Cette éternelle impression que tu donnes de ne rien faire. Au moins,
tu as ça de bien, c’est que tu ne fais pas semblant.
Tu
traitais Le Corbusier de fasciste. C’est insensé. Ce bienfaiteur
de l’humanité ! L’homme qui a inventé la douche ! Tu
disais : il piétine les usagers. C’est un technocrate.
Martine
Matias, championne de boxe française, est retrouvée arquée. On lui
a attaché les mains aux chevilles. Elle a des brûlures électriques
à l’anus. Les flics concluent au suicide !
Avec
Jacques, je ne savais pas que cela allait se passer comme ça. Je
croyais que c’était pour toujours, je l’aimais, à vrai dire je
voulais surtout partir de chez moi…
Tu
n’as rien mais tu n’as jamais pris aucun risque. T’es toujours
resté planqué dans tes trous à rats. Pourquoi t’aurais quelque
chose ?
Le
5 novembre 1984, Heaulme étrangle et égorge Lyonelle Gineste,
dix-sept ans, près de Pont-à-Mousson. Avant un complice a violé
l’adolescente. Lui ne peut pas. C’est justement ça son drame.
T’as
une tache sur le devant de ton pull. T’es toujours aussi crade. Et
ses pellicules sur ton col ! Mais arrête de regarder tes
genoux. T’es dépressif ou quoi ? Tu te frottes le cul contre
les murs ? Dans la rue, on te bouscule, tu t’excuses. Je t’ai
vu souvent le faire. C’est incroyable ça. On bouscule Monsieur et
il s’excuse.
Heaulme
a les bourses de la taille d’un petit pois, un corps blanc, le
thorax rentré, la silhouette molle. Un vrai cadeau ! En fait,
il souffre d’une anomalie génétique rare, un chromosome féminin
supplémentaire, le syndrome de je-ne-sais-plus-quoi, d’où l’air
de tante que lui reprochait son vieux !
Tu
défendais tout et n’importe quoi, le désordre contre l’ordre,
les petites boutonneuses contre les filles de Playboy, Bob Dylan, le
cinéma suédois en version originale…
Ma
mère était douillette, ironique, discrète. Gourmande !
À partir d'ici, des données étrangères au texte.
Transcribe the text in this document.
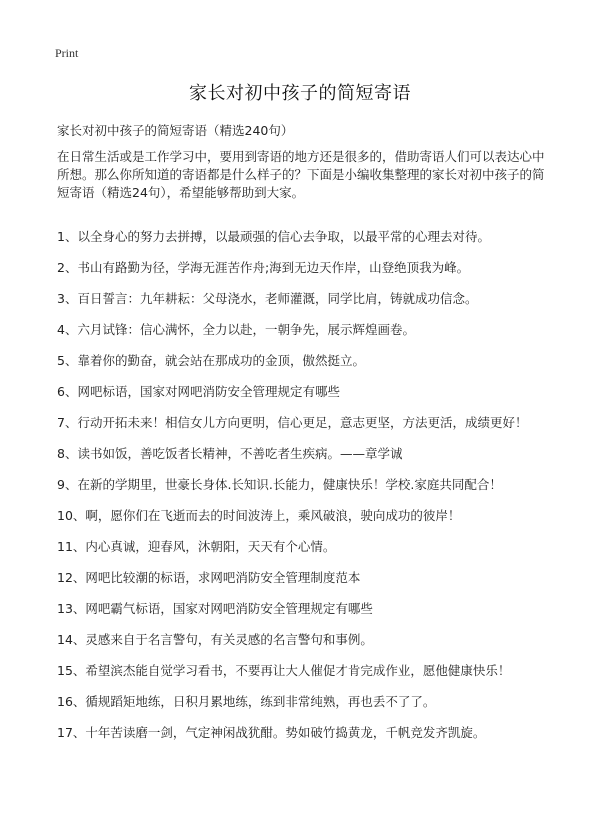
Print
家长对初中孩子的简短寄语
家长对初中孩子的简短寄语（精选240句）
在日常生活或是工作学习中，要用到寄语的地方还是很多的，借助寄语人们可以表达心中所想。那么你所知道的寄语都是什么样子的？下面是小编收集整理的家长对初中孩子的简短寄语（精选24句），希望能够帮助到大家。
1、以全身心的努力去拼搏，以最顽强的信心去争取，以最平常的心理去对待。
2、书山有路勤为径，学海无涯苦作舟;海到无边天作岸，山登绝顶我为峰。
3、百日誓言：九年耕耘：父母浇水，老师灌溉，同学比肩，铸就成功信念。
4、六月试锋：信心满怀，全力以赴，一朝争先，展示辉煌画卷。
5、靠着你的勤奋，就会站在那成功的金顶，傲然挺立。
6、网吧标语，国家对网吧消防安全管理规定有哪些
7、行动开拓未来！相信女儿方向更明，信心更足，意志更坚，方法更活，成绩更好！
8、读书如饭，善吃饭者长精神，不善吃者生疾病。——章学诚
9、在新的学期里，世豪长身体.长知识.长能力，健康快乐！学校.家庭共同配合！
10、啊，愿你们在飞逝而去的时间波涛上，乘风破浪，驶向成功的彼岸！
11、内心真诚，迎春风，沐朝阳，天天有个心情。
12、网吧比较潮的标语，求网吧消防安全管理制度范本
13、网吧霸气标语，国家对网吧消防安全管理规定有哪些
14、灵感来自于名言警句，有关灵感的名言警句和事例。
15、希望滨杰能自觉学习看书，不要再让大人催促才肯完成作业，愿他健康快乐！
16、循规蹈矩地练，日积月累地练，练到非常纯熟，再也丢不了了。
17、十年苦读磨一剑，气定神闲战犹酣。势如破竹捣黄龙，千帆竞发齐凯旋。
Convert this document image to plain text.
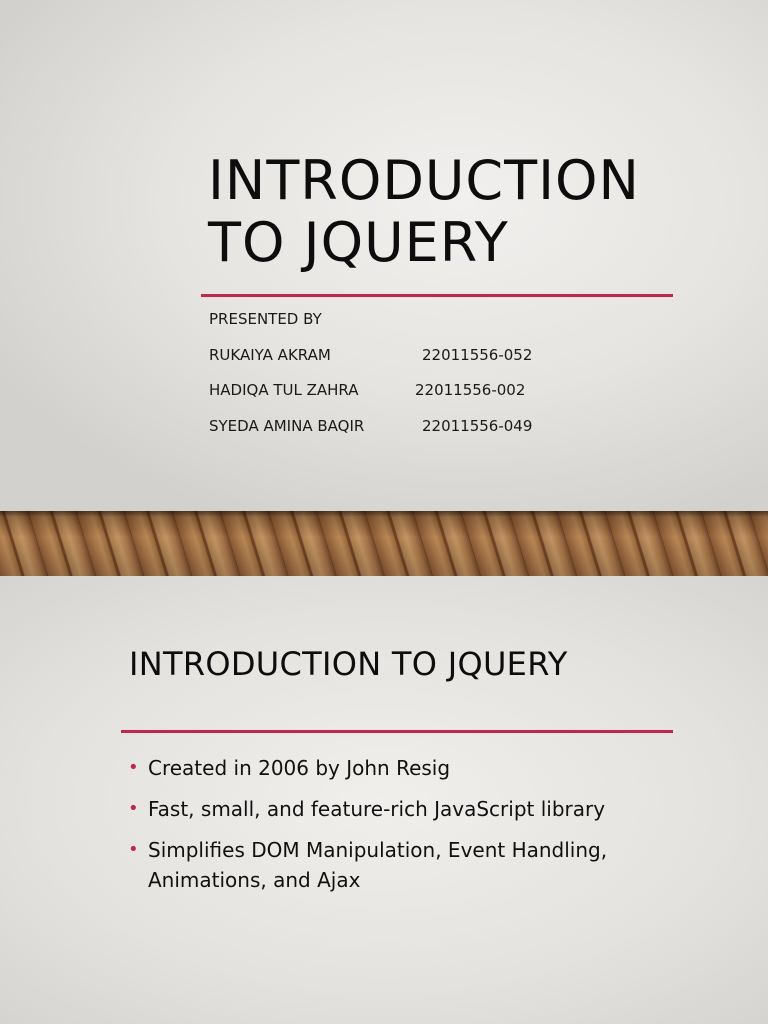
INTRODUCTION
TO JQUERY
PRESENTED BY
RUKAIYA AKRAM	22011556-052
HADIQA TUL ZAHRA	22011556-002
SYEDA AMINA BAQIR	22011556-049
INTRODUCTION TO JQUERY
• Created in 2006 by John Resig
• Fast, small, and feature-rich JavaScript library
• Simplifies DOM Manipulation, Event Handling, Animations, and Ajax
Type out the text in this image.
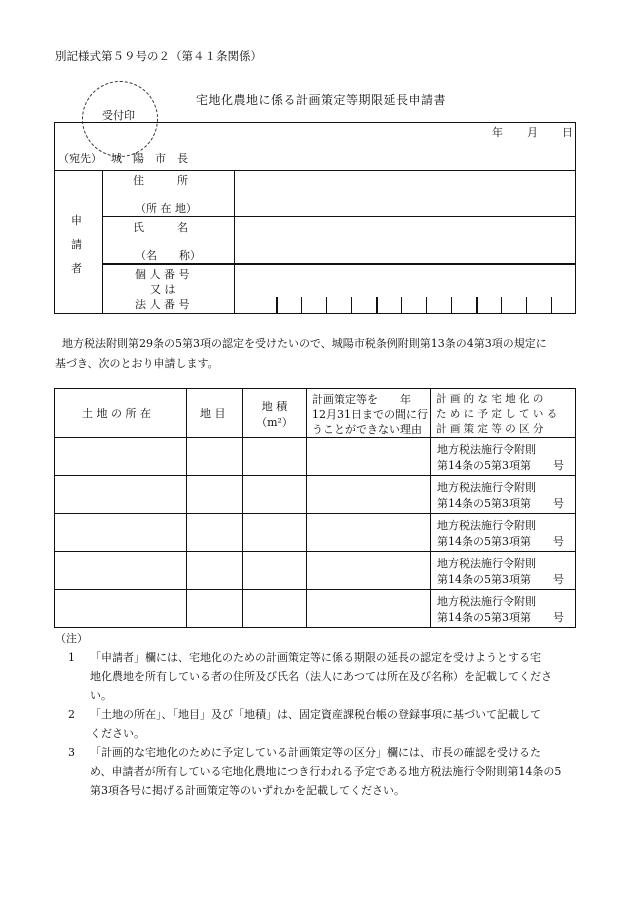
別記様式第５９号の２（第４１条関係）
受付印
宅地化農地に係る計画策定等期限延長申請書
年 月 日
（宛先） 城　陽　市　長
申
請
者
住　　　所
（所 在 地）
氏　　　名
（名　　称）
個 人 番 号
又 は
法 人 番 号
地方税法附則第29条の5第3項の認定を受けたいので、城陽市税条例附則第13条の4第3項の規定に
基づき、次のとおり申請します。
土 地 の 所 在	地 目
地 積
（m²）
計画策定等を　　年
12月31日までの間に行
うことができない理由
計 画 的 な 宅 地 化 の
た め に 予 定 し て い る
計 画 策 定 等 の 区 分
地方税法施行令附則
第14条の5第3項第　　号
地方税法施行令附則
第14条の5第3項第　　号
地方税法施行令附則
第14条の5第3項第　　号
地方税法施行令附則
第14条の5第3項第　　号
地方税法施行令附則
第14条の5第3項第　　号
（注）
1 「申請者」欄には、宅地化のための計画策定等に係る期限の延長の認定を受けようとする宅
地化農地を所有している者の住所及び氏名（法人にあつては所在及び名称）を記載してくださ
い。
2 「土地の所在」、「地目」及び「地積」は、固定資産課税台帳の登録事項に基づいて記載して
ください。
3 「計画的な宅地化のために予定している計画策定等の区分」欄には、市長の確認を受けるた
め、申請者が所有している宅地化農地につき行われる予定である地方税法施行令附則第14条の5
第3項各号に掲げる計画策定等のいずれかを記載してください。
Soumise… Ah ça pour ce qui était d’être soumise,
elle en connaissait un bout.
Il
y a des journalistes qui croient que c’est impossible qu’on
moleste, qu’on viole une pute dans le cabinet d’un juge. Je
rêve ! Ils vivent où ces journalistes? Sur quelle
planète ?
Et
quand tu étais avec Véronique, cette mégère te cravachait. Ça te
plaisait ça hein ? Te faire engueuler. T’as jamais réussi à
monter la moindre arnaque. T’es même pas assez futé pour toucher
le RMI… Si tu venais habiter ici, crois-moi qu’en moins de trois
jours, je te le ferais avoir, moi, notre RMI à nous.
Pourquoi
tu ne me fais pas des petits-enfants ? J’adorerai tellement être
grand-mère ! Je te les gâterais tes bébés, tu verrais ça,
personne n’en reviendrait. Mais qu’est-ce que t’as ? C’est
ta respiration qui siffle comme ça ? Tu stridules !
Souvent
maintenant, je rêvasse. Dans ces moments-là, les larmes me viennent
facilement aux yeux. Je t’imagine faisant scandale à mon
enterrement ! J’ai pris une assurance obsèques ; tu
n’auras rien à payer pour mon inhumation. Avec toi, tout est
possible. Je te connais, tu serais capable d’abandonner mon cadavre
sur le trottoir…
A
la fin, j’ai rencontré André… Il me protégeait, me rassurait.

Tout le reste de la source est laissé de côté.